Judge delays unsealing of Ghislaine Maxwell’s potentially damning deposition

Jamal Carter
By Jamal Carter 2 Min Read
Jeffrey Epstein and Ghislaine Maxwell at Cipriani Wall Street on March 15, 2005 in New York City. (Photo by Joe Schildhorn/Patrick McMullan via Getty Images)

A federal judge has, for two working days at least, delayed the release of a deposition that contains hundreds of pages of potentially incriminating evidence against Jeffrey Epstein’s former sidekick Ghislaine Maxwell.

US District Judge Loretta Preska delayed the unsealing of the records from a 2016 defamation case until Monday, although she declined to block their overall release.

The civil suite whose deposition Maxwell’s legal team is fighting was brought on by Virginia Roberts Giuffre, who claimed she had been sexually molested and kept as a “sex slave” by Epstein with Maxwell’s help.

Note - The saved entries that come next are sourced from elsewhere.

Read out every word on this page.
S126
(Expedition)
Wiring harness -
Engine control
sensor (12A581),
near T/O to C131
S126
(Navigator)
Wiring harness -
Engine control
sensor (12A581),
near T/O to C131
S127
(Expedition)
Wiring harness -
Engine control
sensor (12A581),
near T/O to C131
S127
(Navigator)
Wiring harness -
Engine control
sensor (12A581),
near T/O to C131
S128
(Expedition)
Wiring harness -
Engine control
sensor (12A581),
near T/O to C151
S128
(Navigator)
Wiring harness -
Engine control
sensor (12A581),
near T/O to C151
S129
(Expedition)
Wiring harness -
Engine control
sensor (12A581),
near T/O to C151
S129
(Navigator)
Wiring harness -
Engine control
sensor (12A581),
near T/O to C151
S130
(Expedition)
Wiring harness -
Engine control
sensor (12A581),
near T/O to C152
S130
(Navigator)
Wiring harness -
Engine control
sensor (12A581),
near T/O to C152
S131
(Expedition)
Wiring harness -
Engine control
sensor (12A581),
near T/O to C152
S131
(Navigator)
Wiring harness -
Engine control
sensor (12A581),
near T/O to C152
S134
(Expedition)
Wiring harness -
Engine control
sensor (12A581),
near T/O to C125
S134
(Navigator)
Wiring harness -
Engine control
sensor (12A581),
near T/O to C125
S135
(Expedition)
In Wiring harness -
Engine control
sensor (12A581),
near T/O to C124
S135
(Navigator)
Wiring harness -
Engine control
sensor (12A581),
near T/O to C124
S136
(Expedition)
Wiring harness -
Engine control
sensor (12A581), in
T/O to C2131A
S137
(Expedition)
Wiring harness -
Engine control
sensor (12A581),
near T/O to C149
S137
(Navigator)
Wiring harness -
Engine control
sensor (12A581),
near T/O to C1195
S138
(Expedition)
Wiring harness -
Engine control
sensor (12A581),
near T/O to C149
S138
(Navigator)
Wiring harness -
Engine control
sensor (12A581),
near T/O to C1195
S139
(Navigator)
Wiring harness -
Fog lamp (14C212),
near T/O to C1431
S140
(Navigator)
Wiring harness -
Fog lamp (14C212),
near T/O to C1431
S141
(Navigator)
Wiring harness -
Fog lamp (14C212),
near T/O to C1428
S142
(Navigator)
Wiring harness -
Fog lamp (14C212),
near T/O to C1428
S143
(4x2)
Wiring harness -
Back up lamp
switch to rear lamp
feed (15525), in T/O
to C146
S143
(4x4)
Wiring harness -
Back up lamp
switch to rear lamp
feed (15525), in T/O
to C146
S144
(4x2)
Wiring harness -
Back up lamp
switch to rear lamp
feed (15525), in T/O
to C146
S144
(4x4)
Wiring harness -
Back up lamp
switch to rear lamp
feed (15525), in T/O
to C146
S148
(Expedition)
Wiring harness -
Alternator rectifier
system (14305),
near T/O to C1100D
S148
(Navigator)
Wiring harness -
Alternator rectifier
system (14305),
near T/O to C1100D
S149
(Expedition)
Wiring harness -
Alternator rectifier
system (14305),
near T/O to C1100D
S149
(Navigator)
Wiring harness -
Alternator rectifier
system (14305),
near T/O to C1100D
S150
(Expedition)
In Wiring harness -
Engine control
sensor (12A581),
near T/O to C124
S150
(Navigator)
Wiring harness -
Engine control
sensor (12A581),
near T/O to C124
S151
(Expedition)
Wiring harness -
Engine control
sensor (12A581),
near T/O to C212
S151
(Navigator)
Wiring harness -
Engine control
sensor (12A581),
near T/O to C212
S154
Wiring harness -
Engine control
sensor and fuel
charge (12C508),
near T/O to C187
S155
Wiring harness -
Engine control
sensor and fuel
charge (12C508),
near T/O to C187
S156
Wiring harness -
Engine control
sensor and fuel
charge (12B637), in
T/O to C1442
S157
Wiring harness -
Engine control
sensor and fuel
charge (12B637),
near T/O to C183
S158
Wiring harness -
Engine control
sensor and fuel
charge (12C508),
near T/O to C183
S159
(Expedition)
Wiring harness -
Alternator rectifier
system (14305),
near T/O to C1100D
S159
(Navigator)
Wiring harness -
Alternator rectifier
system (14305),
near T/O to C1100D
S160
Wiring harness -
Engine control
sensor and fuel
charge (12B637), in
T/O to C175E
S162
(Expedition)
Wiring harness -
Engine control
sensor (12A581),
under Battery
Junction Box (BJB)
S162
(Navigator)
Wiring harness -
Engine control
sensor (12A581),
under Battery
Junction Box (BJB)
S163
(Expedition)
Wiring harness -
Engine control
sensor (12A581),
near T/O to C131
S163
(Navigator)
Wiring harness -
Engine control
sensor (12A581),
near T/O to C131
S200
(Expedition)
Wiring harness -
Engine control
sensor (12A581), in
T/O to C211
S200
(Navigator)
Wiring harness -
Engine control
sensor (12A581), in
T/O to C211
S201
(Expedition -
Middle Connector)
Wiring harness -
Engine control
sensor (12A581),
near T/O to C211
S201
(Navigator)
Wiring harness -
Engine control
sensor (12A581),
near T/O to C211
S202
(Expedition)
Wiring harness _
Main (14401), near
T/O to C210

The case was settled in 2017.

Maxwell, 58, was charged by federal prosecutors in early July for allegedly helping recruit, groom and ultimately sexually abuse minors as young as 14 as part of a long running criminal enterprise with Epstein. She also is charged with two counts of perjury.

Jeffrey Epstein ex-girlfriend Ghislaine Maxwell arrested by FBI

In its filing, Maxwell’s legal representatives argued that information and records had been improperly handed over to the prosecution team building the case against her.

“Ms. Maxwell’s request for reconsideration hinges on her assertion that new developments, i.e., her indictment and arrest, provide compelling reasons for keeping the deposition transcripts sealed,” Preska wrote in the order.

“But, despite Ms. Maxwell’s contention that she could not address the effect of those events in her objections because they occurred after the close of briefing, this is plowed ground.”

In her ruling last week, Preska said that the public’s right to have access to the information was more important than Maxwell’s discomfort or embarrassment.

“In the context of this case, especially its allegations of sex trafficking of young girls, the court finds any minor embarrassment or annoyance resulting from Ms. Maxwell’s mostly non-testimony … is far outweighed by the presumption of public access,” she said.